Beat the eggs, egg yolks and sugar together. Melt the butter over a low heat in a heavy-based pan and, when fully melted, quickly stir in the sugar-egg mixture and the passionfruit juice.

Cook gently, stirring constantly, until the mixture is well thickened and nicely gloopy.

Take the pan off the heat and whisk in the pulp - seeds and all - of the remaining 4 passionfruit.

Cool slightly, then pour into the jars and seal. Keep refrigerated until required.

Now for the tart. Peel the pineapple and remove any stray ‘eyes’. Cut the pineapple into quarters down its length, and remove the hard core. Set aside one quarter, cut into 4 lengthwise wedges for grilling later. Slice the remaining three wedges as thinly as possible, and place these wafer-thin slices into a pan along with the pineapple juice, the lime juice and zest.

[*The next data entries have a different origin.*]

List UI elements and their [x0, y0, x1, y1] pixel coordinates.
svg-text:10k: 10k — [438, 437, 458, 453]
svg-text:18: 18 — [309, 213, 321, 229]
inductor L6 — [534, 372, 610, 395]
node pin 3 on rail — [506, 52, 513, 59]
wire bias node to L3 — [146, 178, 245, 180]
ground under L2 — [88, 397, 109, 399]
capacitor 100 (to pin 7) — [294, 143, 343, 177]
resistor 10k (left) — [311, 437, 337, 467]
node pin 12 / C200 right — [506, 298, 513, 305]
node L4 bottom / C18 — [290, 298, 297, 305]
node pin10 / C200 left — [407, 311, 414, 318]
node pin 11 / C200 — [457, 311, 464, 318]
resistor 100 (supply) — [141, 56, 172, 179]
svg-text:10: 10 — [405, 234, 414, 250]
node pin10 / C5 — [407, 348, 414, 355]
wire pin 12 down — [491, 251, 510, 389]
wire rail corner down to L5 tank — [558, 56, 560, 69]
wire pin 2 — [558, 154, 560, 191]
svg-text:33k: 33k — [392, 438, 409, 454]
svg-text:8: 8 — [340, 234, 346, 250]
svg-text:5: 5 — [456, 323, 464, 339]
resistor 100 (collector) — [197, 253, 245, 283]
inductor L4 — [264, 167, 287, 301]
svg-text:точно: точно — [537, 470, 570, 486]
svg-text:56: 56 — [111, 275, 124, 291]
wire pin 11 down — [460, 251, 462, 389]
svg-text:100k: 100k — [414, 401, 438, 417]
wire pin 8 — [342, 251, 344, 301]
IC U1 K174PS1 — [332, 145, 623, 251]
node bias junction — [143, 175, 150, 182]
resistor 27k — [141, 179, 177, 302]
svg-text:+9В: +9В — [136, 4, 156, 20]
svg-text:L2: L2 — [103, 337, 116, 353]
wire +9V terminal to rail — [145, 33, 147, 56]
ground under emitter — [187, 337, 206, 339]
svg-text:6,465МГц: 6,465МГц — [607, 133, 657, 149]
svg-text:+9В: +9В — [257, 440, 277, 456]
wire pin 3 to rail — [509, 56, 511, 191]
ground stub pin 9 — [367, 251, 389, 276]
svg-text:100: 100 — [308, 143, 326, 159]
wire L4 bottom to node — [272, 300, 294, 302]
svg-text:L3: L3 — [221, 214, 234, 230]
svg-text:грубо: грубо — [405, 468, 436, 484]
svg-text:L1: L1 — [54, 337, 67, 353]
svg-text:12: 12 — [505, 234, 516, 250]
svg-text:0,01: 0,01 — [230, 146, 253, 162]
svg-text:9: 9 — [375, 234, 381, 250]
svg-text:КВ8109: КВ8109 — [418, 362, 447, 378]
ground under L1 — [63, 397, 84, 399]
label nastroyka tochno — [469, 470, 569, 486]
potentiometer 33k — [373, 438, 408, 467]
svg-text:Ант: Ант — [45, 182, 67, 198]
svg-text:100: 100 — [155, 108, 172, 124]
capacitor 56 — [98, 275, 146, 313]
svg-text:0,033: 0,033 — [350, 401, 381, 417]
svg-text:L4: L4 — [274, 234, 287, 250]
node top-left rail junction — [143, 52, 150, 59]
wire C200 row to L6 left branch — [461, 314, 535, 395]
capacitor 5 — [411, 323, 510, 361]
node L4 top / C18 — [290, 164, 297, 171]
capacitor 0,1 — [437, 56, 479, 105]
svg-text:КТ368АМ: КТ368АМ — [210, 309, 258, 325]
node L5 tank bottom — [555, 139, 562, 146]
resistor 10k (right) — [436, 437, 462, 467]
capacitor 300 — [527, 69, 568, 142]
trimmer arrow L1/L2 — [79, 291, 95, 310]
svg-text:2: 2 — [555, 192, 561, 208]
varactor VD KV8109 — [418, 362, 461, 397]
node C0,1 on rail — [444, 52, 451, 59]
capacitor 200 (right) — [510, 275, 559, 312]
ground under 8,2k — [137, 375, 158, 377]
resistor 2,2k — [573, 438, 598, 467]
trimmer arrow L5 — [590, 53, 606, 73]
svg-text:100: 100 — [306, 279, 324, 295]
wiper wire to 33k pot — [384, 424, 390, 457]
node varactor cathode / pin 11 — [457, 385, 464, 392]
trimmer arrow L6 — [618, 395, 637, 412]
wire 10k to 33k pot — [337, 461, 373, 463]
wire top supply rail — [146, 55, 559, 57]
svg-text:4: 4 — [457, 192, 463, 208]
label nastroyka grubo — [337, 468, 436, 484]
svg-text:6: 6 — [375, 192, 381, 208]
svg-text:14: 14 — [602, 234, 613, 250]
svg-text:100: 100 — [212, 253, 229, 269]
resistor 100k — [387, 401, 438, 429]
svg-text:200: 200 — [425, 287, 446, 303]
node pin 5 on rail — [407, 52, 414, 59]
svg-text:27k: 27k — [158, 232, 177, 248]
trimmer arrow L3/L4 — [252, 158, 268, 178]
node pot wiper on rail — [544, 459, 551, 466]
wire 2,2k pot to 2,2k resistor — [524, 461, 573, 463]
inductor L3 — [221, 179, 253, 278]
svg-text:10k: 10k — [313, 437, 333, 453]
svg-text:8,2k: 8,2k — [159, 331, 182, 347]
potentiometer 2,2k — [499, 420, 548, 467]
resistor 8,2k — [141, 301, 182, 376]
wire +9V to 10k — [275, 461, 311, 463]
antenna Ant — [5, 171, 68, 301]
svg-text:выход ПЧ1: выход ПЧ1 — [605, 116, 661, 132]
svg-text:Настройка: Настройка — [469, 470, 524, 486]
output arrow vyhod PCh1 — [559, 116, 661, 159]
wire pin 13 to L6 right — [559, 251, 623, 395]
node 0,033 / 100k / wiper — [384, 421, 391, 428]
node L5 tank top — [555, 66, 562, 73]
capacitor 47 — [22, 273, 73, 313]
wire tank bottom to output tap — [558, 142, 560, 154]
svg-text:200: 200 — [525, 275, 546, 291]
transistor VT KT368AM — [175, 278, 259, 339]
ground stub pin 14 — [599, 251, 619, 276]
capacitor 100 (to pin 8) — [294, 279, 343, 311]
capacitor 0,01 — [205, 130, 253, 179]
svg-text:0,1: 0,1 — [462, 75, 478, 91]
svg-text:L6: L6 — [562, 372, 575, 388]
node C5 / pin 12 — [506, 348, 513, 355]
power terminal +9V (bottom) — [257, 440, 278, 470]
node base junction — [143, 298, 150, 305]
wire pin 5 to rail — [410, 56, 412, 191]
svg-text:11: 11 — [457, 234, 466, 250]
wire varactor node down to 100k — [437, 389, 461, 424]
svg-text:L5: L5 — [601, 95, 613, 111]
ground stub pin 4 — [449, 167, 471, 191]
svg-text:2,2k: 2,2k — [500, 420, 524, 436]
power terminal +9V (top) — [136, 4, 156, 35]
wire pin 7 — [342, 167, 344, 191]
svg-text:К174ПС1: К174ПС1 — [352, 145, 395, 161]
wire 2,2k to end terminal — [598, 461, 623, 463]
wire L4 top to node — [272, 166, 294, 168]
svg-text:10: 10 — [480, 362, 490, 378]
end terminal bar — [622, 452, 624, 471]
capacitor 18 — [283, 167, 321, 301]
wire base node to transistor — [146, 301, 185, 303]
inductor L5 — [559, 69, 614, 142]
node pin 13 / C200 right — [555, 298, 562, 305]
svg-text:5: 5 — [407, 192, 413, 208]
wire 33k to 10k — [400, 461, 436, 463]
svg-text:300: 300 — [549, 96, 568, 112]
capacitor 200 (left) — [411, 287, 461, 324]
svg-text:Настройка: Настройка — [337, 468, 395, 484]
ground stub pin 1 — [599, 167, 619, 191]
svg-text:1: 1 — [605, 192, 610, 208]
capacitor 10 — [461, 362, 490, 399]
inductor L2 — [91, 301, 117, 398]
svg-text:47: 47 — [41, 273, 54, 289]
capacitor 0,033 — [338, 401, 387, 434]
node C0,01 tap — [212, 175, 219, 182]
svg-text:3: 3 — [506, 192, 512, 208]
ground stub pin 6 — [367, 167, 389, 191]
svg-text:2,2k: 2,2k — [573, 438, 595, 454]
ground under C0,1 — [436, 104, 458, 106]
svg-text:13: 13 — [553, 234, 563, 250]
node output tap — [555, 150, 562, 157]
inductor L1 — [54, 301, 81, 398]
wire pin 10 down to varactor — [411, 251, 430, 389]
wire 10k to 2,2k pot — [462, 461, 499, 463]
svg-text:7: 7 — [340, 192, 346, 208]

Bring to a simmer, then cover with a cartouche of greaseproof paper and cook on as low a heat as possible for about an hour, or until the pineapple becomes slightly translucent and very floppy.

Carefully strain the fruit from the cooking liquid and pat dry, or place in a very low oven to remove any excess moisture.

Return the liquid to the pan and reduce by simmering until it becomes a very thick, caramelised syrup. Heat the oven to 220ºC / Gas 7. Spread the pastry out on a lightly-floured baking sheet and sprinkle with a little Demerara sugar.

Lay out the pineapple in neat overlapping rows, and gently sprinkle with a little caster sugar. Bake for 20-25 minutes, or until the pineapple is just beginning to colour, and the pastry risen and golden. Remove from the oven and cool slightly before cutting into slices or wedges.

As the tart is cooking, sear or grill the remaining pineapple until well caramelised. To serve, spoon some curd onto each plate, top with a piece of the confit tart, a slice of grilled pineapple and a drizzle of syrup.

Finish with a scoop of ice-cream and some mint leaves.